7/21/2011

Chronicle spending big bucks to send a reporter on the silly basketball trip to China and Dubai. But at least he or she will get a look at Kunshan.

✔ The Chronicle -- hurting for cash -- is going to spend more than $13,000 to buy a coach seat on the charter plane taking the Duke basketball team and supporters on an exhibition tour of China and Dubai.

This news came not in the newspaper's pages or website - but in an appeal to Chronicle alumni for donations to help meet the extravagant cost.

We have fished out the name of the reporter, but being fair, we're holding up his/her name to allow the paper to make that part of the announcement itself. The reporter will have the first on-the-scene look by a local journalist at the folly of Duke's new campus in Kunshan.

There's validity in that; as President Brodhead has noted Kunshan is the greatest thing for Duke since the invention of air conditioning and James B. Duke's forking over the loot in 1924 to get Trinity College to change its name to his.

But FC feels a trip tied to a silly basketball promotion -- with the promotion governing the timetable -- has to be questioned. After a grueling overnight flight from the US, the plane is scheduled to arrive in Shanghai at 11 PM local time. Buses will immediately take the team and fans to Kunshan -- a three hour trip according to FC calculation.

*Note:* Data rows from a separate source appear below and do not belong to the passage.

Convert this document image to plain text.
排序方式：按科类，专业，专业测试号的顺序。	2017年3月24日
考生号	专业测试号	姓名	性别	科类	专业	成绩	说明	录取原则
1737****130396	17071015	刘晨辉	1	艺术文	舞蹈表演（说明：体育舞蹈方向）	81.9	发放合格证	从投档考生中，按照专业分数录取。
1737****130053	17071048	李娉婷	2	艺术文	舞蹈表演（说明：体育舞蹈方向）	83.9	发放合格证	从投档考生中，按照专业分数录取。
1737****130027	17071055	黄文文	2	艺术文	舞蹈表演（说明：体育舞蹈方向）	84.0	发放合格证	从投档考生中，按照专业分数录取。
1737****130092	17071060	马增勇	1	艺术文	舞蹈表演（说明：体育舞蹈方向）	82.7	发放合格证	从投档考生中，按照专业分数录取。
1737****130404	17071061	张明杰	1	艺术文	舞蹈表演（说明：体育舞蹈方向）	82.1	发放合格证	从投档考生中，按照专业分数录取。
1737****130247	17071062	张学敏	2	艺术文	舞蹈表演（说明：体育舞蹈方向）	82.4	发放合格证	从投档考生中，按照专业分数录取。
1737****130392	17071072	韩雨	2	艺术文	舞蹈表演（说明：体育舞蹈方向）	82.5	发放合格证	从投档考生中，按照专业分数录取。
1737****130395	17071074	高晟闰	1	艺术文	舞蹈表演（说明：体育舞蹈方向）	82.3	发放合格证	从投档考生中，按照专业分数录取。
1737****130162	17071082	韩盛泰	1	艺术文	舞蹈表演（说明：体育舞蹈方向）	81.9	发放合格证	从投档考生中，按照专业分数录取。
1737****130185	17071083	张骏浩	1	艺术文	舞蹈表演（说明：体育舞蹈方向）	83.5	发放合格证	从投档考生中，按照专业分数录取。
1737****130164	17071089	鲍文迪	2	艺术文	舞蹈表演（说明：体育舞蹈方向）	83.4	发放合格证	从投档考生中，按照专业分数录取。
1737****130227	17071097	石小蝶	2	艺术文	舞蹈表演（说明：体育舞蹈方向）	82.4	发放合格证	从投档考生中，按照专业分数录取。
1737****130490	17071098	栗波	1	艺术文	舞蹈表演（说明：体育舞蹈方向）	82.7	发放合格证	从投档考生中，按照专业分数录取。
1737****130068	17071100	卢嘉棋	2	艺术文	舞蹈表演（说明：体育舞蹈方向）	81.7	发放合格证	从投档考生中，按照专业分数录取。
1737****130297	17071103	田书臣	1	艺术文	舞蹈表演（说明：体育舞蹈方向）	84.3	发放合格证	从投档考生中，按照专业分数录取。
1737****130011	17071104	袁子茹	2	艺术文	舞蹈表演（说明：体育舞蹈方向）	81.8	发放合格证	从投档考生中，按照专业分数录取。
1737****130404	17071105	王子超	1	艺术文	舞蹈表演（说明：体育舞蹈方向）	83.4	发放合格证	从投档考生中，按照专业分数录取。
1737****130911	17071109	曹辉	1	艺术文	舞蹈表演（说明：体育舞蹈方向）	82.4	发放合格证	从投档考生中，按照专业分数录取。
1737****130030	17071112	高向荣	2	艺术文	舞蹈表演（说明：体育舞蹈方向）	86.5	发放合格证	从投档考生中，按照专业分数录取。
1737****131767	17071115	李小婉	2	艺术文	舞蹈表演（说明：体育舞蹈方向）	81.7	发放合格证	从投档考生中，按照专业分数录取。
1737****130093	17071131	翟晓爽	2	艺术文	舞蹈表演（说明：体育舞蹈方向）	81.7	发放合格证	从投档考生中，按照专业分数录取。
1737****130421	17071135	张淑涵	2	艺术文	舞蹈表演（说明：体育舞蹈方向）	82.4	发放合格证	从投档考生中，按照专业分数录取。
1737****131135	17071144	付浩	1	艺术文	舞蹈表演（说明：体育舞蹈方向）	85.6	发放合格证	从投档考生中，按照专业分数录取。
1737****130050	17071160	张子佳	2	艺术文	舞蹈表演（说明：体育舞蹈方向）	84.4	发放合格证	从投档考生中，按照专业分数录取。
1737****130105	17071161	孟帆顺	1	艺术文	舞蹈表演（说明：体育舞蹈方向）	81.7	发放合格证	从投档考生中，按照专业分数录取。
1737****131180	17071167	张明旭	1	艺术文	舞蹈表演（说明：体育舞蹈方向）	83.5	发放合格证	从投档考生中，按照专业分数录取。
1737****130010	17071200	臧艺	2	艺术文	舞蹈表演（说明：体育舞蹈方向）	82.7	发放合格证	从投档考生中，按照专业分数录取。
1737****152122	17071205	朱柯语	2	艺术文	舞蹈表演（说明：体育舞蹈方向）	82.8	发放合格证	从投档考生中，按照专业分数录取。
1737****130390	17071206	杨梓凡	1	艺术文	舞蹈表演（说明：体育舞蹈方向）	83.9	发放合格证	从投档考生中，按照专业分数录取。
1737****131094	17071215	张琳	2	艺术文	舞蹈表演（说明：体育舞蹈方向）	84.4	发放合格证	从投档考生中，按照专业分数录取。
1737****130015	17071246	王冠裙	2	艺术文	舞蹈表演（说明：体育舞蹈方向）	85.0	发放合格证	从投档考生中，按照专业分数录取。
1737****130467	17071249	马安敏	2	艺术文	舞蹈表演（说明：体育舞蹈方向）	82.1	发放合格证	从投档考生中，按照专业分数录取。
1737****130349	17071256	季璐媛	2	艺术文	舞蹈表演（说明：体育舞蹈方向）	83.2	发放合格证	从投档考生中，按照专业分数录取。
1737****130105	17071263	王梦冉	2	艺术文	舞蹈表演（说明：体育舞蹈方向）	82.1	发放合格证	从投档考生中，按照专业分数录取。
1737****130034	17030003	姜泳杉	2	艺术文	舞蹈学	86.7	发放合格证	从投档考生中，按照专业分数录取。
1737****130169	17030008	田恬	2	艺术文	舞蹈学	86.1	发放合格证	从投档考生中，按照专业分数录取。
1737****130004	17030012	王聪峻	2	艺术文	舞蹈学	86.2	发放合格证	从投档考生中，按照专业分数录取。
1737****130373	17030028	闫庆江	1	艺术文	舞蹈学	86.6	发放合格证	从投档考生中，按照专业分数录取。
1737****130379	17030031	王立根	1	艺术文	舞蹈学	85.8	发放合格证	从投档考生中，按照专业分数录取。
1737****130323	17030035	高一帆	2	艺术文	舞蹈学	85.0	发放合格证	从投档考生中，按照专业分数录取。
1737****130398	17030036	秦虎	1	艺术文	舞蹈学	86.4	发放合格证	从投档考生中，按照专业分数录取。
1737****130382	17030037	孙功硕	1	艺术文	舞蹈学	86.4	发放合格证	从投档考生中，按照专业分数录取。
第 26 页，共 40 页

Then there only be limited time in the city; if the reporter wants to dig for more than 3 days, he or she will be out of luck since the Duke entourage will be moving on to Shanghai, Beijing and then Dubai.

The way-overpriced $13,460 charter fee includes hotels and some meals, as well as a ticket to four basketball games, limited sightseeing and transportation. But it would have been far cheaper to buy a ticket for someone to fly on a commercial airline -- Delta for example, which, according to ITAsoftware.com, currently has coach seats for $1,031 round-trip. Even a business seat would be only $3,864.

Delta requires a connection in Atlanta, but the charter is not non-stop either.

The charter is in an out-of-date narrow-body jet from some company we never heard of; the coach seats are three and three, meaning you have a 33 percent chance of being in the middle. The plane is so dinky that it will have to stop on both of its long flights before refueling.

Hotels.com is offering rooms at Swissotel, the only hotel in the city itself with any stars, for $83 a night. Even the luxury Fairmont Hotel -- on Yangcheng Lake far outside the city but appearing in searches for Kunshan-- is only $160 a night. This is the hotel that so wooed Brodhead during his most recent visit.

The newspaper -- having eaten through much of its substantial nest egg in the past few years -- has a new accounting firm and hopefully will be revealing its operating results for the past academic year in the coming weeks, which is a far earlier schedule than in the past.

Loyal Readers, we're going to find that the Chronicle is not immune to the forces that are whacking print journalism.

Footnote: historically the Athletic Department footed the bill for a Chronicle reporter and photographer to travel with any team. No more. The newspaper's staff makes its own travel arrangements and the Chronicle picks up the bills.